European oilfield services firms face a surge in debt when new accounting rules come into force in the new year, according to a leading credit rating agency.

From January 1st a new accounting standard will come into effect, known as IFRS 16, changing the rules around lease payments.

Scope Ratings said this will have a “potentially dramatic impact” for oil services firms and exploration and production companies who use operating leases for assets like land, drilling rigs, vessels and other machinery.

Under present rules, lease payments are recognised as operating costs and are not part of a company’s EBITDA – earnings before interest, tax, depreciation and amortisation.

However, the new rule closes a loophole which will mean all lease payments need to be recognised as depreciation and interest components.

As a result of this, firms will appear more asset-rich but also more indebted.

Scope carried out an impact study estimating European oilfield services firms will see debt surge on average by 40%, based on 2017 figures.

The firm said the way the sector reacts will be a “test case” for the new rules, being put in place by the International Accounting Standards Board.

Analyst at Scope, Thomas Faeh, said: “On the balance sheet, reclassing operating leases as financial leases will increase company’s assets but also their debts.
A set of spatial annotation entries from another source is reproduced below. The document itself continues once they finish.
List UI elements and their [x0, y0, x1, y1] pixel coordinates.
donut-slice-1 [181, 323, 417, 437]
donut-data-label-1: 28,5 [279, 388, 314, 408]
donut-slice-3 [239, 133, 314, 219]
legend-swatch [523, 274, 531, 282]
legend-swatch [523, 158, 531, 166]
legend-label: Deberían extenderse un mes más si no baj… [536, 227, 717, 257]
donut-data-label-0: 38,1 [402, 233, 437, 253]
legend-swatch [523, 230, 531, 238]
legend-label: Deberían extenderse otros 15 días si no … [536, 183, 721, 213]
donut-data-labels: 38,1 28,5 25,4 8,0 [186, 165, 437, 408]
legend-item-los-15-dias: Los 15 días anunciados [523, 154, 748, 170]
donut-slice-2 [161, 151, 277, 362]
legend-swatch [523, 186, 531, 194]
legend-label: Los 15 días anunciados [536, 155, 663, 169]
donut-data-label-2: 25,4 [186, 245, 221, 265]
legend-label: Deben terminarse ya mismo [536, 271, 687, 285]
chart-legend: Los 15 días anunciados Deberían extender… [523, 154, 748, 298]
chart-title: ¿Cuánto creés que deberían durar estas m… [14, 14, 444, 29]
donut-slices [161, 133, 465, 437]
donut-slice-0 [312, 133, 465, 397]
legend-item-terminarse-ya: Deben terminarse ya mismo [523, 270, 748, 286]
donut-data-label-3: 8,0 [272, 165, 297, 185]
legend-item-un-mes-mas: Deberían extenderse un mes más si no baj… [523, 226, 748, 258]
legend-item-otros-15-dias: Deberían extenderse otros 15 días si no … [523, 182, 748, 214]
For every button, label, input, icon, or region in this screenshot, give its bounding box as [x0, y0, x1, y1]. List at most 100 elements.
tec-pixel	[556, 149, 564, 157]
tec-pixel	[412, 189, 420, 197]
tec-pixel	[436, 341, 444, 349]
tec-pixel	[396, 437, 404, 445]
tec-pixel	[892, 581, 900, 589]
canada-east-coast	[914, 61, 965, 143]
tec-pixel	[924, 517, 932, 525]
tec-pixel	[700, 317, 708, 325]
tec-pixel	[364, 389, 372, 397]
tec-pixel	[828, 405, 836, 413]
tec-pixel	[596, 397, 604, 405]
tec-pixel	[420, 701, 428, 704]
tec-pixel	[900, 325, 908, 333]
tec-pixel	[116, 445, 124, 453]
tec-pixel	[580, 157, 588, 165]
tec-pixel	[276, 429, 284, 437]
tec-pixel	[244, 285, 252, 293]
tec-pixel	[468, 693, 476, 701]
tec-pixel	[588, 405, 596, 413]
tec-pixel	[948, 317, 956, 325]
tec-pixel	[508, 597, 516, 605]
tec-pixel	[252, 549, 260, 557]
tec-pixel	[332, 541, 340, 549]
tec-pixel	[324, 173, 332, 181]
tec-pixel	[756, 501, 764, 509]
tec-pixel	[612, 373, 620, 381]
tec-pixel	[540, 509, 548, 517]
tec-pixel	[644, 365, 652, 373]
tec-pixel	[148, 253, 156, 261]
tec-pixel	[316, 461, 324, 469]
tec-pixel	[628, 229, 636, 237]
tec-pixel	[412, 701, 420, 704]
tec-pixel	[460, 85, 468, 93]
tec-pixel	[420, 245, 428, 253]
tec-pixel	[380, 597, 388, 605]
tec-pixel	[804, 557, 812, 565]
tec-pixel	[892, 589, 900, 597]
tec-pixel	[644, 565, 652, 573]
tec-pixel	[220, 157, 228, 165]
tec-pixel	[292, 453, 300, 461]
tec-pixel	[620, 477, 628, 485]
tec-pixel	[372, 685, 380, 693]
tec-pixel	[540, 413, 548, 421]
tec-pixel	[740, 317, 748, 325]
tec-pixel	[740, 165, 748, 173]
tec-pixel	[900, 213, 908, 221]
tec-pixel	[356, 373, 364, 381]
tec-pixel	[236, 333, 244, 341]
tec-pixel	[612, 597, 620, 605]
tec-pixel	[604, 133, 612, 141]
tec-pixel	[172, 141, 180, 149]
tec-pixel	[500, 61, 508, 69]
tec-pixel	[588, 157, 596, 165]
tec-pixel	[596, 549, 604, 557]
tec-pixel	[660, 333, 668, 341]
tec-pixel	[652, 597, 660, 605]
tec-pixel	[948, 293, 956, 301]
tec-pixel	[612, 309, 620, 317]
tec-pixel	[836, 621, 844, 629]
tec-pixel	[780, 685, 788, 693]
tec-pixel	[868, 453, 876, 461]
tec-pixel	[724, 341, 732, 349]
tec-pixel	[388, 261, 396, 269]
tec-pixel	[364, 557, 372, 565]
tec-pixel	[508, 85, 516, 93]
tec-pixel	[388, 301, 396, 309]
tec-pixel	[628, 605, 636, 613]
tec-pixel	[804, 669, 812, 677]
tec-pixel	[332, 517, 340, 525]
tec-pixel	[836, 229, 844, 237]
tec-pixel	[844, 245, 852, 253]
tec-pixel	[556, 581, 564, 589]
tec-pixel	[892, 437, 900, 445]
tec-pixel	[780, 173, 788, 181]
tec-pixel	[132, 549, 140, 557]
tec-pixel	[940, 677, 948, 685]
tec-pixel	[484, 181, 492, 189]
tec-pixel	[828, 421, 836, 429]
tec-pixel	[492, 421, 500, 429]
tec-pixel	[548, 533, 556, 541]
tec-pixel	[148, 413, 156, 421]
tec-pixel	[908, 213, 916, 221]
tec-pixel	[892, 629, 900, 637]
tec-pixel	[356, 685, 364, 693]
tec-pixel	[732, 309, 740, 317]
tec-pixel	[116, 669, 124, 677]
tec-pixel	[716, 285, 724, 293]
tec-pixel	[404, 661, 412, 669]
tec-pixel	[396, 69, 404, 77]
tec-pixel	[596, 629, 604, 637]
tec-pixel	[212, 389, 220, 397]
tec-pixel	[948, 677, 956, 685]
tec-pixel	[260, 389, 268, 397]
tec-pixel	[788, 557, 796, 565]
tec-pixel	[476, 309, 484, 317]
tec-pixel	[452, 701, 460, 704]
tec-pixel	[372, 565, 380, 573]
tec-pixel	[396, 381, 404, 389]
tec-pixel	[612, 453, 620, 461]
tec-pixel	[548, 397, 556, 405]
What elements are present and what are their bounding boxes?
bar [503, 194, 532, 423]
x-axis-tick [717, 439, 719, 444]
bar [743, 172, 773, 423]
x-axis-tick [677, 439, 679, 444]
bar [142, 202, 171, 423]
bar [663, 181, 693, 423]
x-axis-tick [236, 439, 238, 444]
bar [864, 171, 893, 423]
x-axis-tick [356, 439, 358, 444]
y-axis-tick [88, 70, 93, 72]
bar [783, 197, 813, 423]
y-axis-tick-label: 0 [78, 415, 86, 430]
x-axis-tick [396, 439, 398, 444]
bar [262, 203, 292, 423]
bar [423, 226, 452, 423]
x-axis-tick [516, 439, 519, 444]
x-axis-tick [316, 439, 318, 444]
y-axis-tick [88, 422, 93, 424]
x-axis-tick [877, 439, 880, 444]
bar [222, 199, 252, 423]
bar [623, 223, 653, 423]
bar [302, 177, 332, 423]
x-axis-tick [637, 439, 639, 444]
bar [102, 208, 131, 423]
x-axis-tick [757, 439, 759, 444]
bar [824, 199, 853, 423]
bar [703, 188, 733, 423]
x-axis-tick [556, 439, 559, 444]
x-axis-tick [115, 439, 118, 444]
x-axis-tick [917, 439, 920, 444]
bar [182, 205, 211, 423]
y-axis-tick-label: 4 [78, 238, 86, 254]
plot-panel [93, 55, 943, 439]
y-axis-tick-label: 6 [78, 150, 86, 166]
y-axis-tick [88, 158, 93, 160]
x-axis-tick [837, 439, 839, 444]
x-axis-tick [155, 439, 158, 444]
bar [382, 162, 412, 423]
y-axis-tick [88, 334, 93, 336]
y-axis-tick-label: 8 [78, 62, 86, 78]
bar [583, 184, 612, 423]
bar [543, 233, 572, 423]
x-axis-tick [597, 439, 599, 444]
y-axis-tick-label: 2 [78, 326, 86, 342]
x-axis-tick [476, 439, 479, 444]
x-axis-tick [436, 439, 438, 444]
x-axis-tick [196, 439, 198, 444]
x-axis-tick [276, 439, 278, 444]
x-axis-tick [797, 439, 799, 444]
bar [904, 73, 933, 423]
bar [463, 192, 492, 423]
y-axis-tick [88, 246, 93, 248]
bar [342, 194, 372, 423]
“The new standard seeks, among other things, to close a loophole allowing companies to distinguish between financial leases, booked as liabilities, and operating leases, bookable as expenses under the previous IAS 17 standard.

“By changing important income statement, cash flow, and balance sheet metrics, lessor agreements and banking covenants may have to be reassessed as well as the financial risk profile of the companies for those analysts and investors who haven’t yet taken the heavy use of operating leases into account.”